Mas bem mais perigosas do que o gado, segundo os caubóis, são as pessoas que eles encontram. Os apanhadores de gado já se envolveram em brigas com motoristas furiosos por eles bloquearem o tráfego enquanto estão tentando remover as vacas de uma rua movimentada. Os religiosos hindus, que alimentam os animais desgarrados encontrados próximos dos templos, em algumas raras ocasiões atiraram pedras contra os apanhadores de gado.

“É um risco ocupacional”, disse o mais antigo apanhador de gado da cidade, Virpal Singh, que não tem parentesco com Brajveer Singh.

Uma preocupação ainda maior são os milhares de laticínios ilegais que operam na cidade. O governo classifica as vacas que perambulam pelas ruas como “desgarradas”, mas muitos desses animais são na verdade de propriedade de laticínios sem licença de funcionamento. Os operadores dos laticínios -e os moradores de favelas que compram seu leite barato- freqüentemente reagem violentamente quando os apanhadores de gado chegam.
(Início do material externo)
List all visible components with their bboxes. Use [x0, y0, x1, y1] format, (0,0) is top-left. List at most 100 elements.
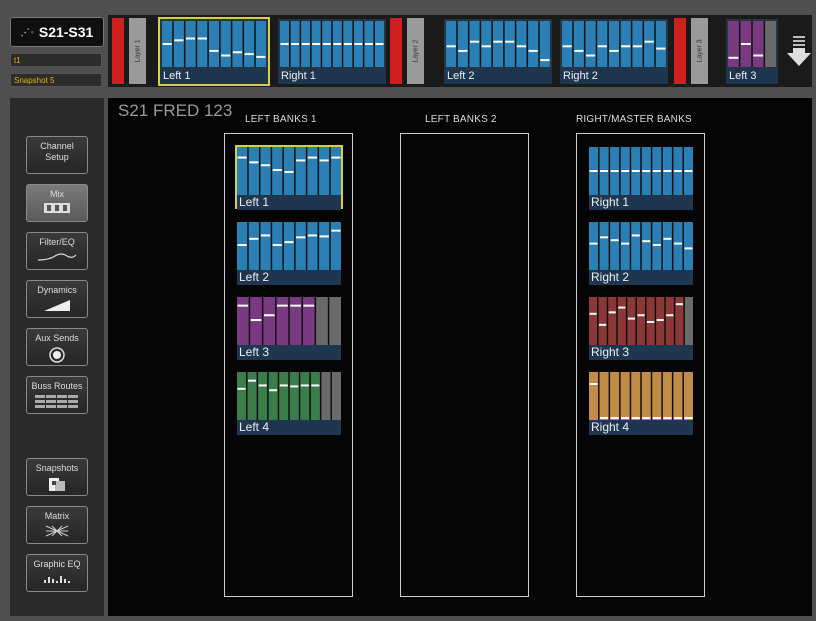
fader-level-marker [673, 417, 682, 419]
bank-faders [562, 21, 666, 67]
fader-level-marker [458, 49, 468, 52]
scene-label: t1 [10, 53, 102, 67]
fader-level-marker [290, 304, 301, 307]
fader-level-marker [333, 43, 342, 45]
bank-label: Left 1 [237, 195, 341, 210]
fader-level-marker [249, 237, 259, 240]
fader-channel [492, 21, 504, 67]
fader-channel [310, 372, 320, 420]
bank-label: Right 2 [560, 69, 668, 84]
fader-bars [728, 21, 776, 67]
bank-right-2[interactable]: Right 2 [589, 222, 693, 285]
bank-left-1[interactable]: Left 1 [235, 145, 343, 210]
snapshot-label: Snapshot 5 [10, 73, 102, 87]
layer-indicator [674, 18, 686, 84]
fader-level-marker [263, 314, 275, 317]
fader-channel [673, 222, 683, 270]
bank-column-3[interactable]: Right 1 Right 2 Right 3 Right 4 [576, 133, 705, 597]
bank-column-1[interactable]: Left 1 Left 2 Left 3 Left 4 [224, 133, 353, 597]
fader-channel [220, 21, 231, 67]
sidebar-graphic-eq-button[interactable]: Graphic EQ [26, 554, 88, 592]
sidebar-matrix-button[interactable]: Matrix [26, 506, 88, 544]
bank-right-2[interactable]: Right 2 [560, 19, 668, 84]
fader-channel [197, 21, 208, 67]
fader-level-marker [652, 170, 661, 172]
bank-right-1[interactable]: Right 1 [589, 147, 693, 210]
sidebar-channel-setup-button[interactable]: Channel Setup [26, 136, 88, 174]
layer-tab-label: Layer 3 [696, 39, 703, 63]
fader-bars [237, 222, 341, 270]
fader-bars [162, 21, 266, 67]
fader-channel [589, 372, 599, 420]
bank-right-1[interactable]: Right 1 [278, 19, 386, 84]
fader-bars [237, 372, 341, 420]
bank-label: Left 3 [237, 345, 341, 360]
bank-faders [237, 147, 341, 195]
fader-channel [652, 372, 662, 420]
sidebar-dynamics-button[interactable]: Dynamics [26, 280, 88, 318]
bank-left-2[interactable]: Left 2 [444, 19, 552, 84]
fader-level-marker [505, 40, 515, 43]
device-name-button[interactable]: ⋰◦ S21-S31 [10, 17, 104, 47]
bank-left-1[interactable]: Left 1 [158, 17, 270, 86]
fader-level-marker [296, 159, 306, 162]
fader-channel [516, 21, 527, 67]
fader-level-marker [516, 45, 527, 48]
expand-down-arrow-icon[interactable] [786, 36, 812, 70]
fader-level-marker [354, 43, 363, 45]
bank-faders [237, 297, 341, 345]
sidebar-filter-eq-button[interactable]: Filter/EQ [26, 232, 88, 270]
sidebar-aux-sends-button[interactable]: Aux Sends [26, 328, 88, 366]
fader-channel [307, 222, 318, 270]
fader-level-marker [284, 170, 294, 173]
bank-right-4[interactable]: Right 4 [589, 372, 693, 435]
sidebar-buss-routes-button[interactable]: Buss Routes [26, 376, 88, 414]
fader-channel [244, 21, 255, 67]
bank-label: Left 1 [160, 69, 268, 84]
fader-level-marker [589, 383, 598, 385]
fader-channel [446, 21, 457, 67]
fader-level-marker [260, 164, 271, 167]
fader-level-marker [740, 43, 751, 45]
bank-label: Left 3 [726, 69, 778, 84]
fader-level-marker [446, 45, 456, 48]
snapshot-icon [27, 476, 87, 494]
fader-channel [610, 372, 620, 420]
fader-level-marker [621, 45, 631, 48]
sidebar-button-label: Mix [50, 189, 64, 199]
sidebar-mix-button[interactable]: Mix [26, 184, 88, 222]
fader-channel [644, 21, 655, 67]
fader-level-marker [250, 319, 262, 322]
bank-left-4[interactable]: Left 4 [237, 372, 341, 435]
mix-icon [27, 202, 87, 216]
bank-label: Left 2 [444, 69, 552, 84]
fader-bars [589, 147, 693, 195]
fader-channel [330, 147, 341, 195]
sidebar-snapshots-button[interactable]: Snapshots [26, 458, 88, 496]
bank-left-3[interactable]: Left 3 [726, 19, 778, 84]
fader-level-marker [197, 37, 207, 40]
fader-bars [237, 297, 341, 345]
layer-tab-1[interactable]: Layer 1 [129, 18, 146, 84]
bank-column-2[interactable] [400, 133, 529, 597]
fader-bars [589, 372, 693, 420]
fader-level-marker [300, 384, 309, 387]
bank-left-2[interactable]: Left 2 [237, 222, 341, 285]
fader-level-marker [684, 170, 693, 172]
fader-channel [627, 297, 636, 345]
fader-level-marker [307, 234, 318, 237]
fader-level-marker [600, 417, 609, 419]
fader-channel [504, 21, 515, 67]
bank-right-3[interactable]: Right 3 [589, 297, 693, 360]
layer-tab-2[interactable]: Layer 2 [407, 18, 424, 84]
bank-faders [237, 372, 341, 420]
layer-tab-3[interactable]: Layer 3 [691, 18, 708, 84]
fader-level-marker [627, 317, 635, 320]
fader-channel [283, 222, 295, 270]
sidebar-button-label: Dynamics [37, 285, 77, 295]
bank-left-3[interactable]: Left 3 [237, 297, 341, 360]
fader-level-marker [610, 170, 619, 172]
fader-channel [237, 372, 247, 420]
fader-channel [237, 147, 248, 195]
fader-level-marker [221, 54, 231, 57]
Neste dia, um jovem carregando tachos de leite em sua scooter apenas olhou com raiva para os apanhadores de gado enquanto usavam um elevador hidráulico para colocar na traseira do seu caminhão uma vaca que capturaram no meio de uma rua congestionada. Mas Brajveer Singh apontou para uma cicatriz no seu couro cabeludo -uma recordação dos sete pontos que levou no ano passado após um dono de laticínio o ter atingido na cabeça com um pau.

Em troca de suportar esses riscos, o apanhador de gado ganha cerca de 10 mil rúpias, ou US$ 250, por mês. Isso é menos do que ganha o funcionário municipal que dirige o caminhão que leva a vaca, mas a maioria dos apanhadores de vaca diz estar contente por ter um emprego público, o que fornece benefício e segurança no emprego.

Assim que os apanhadores de gado capturam sua cota diária de nove a 10 animais, eles os levam para um complexo municipal onde os trabalhadores usam uma longa pistola parecida com um cano para disparar um microchip pelo esôfago do animal. Então eles entregam os animais para um dos cinco santuários aprovados pela prefeitura nos arredores da cidade.

Esses abrigos, chamados gosadans, são administrados por caridades hindus, mas recebem centenas de milhares de dólares em fundos adicionais da prefeitura. Em teoria, os microchips supostamente servem para manter os abrigos honestos, impedindo que vendam os animais de volta aos laticínios ilegais ou os soltando.

Mas os apanhadores de gado dizem que não é incomum capturarem os mesmos animais duas vezes. Virpal Singh disse que os laticínios às vezes usam contatos políticos para forçar a prefeitura a soltar as vacas apreendidas. E Vijender Kumar Gupta, presidente do comitê municipal responsável pela supervisão da apreensão do gado desgarrado, disse que a influência desta “máfia do leite” é o maior obstáculo para que a prefeitura de Déli cumpra a ordem judicial.

Nos últimos dois anos, a prefeitura disse que retirou mais de 20 mil bois e vacas das ruas. Mas isso ainda deixa cerca de 5 mil a 12 mil animais desgarrados.

“Eu não acredito que Déli algum dia realmente se livrará das vacas”, disse Virpal Singh.

A maioria dos apanhadores de gado de Déli é recrutada em áreas rurais fora da cidade, e eles viajam diariamente de suas aldeias para a cidade de trem. Apesar de ser uma pequena fraternidade, os apanhadores de gado dizem que raramente se encontram fora do trabalho. Não há bares de caubóis em Déli.

“Após um dia inteiro tentando apanhar vacas, nós geralmente estamos cansados demais para qualquer coisa exceto voltar para casa e ir para a cama”, disse Brajveer Singh.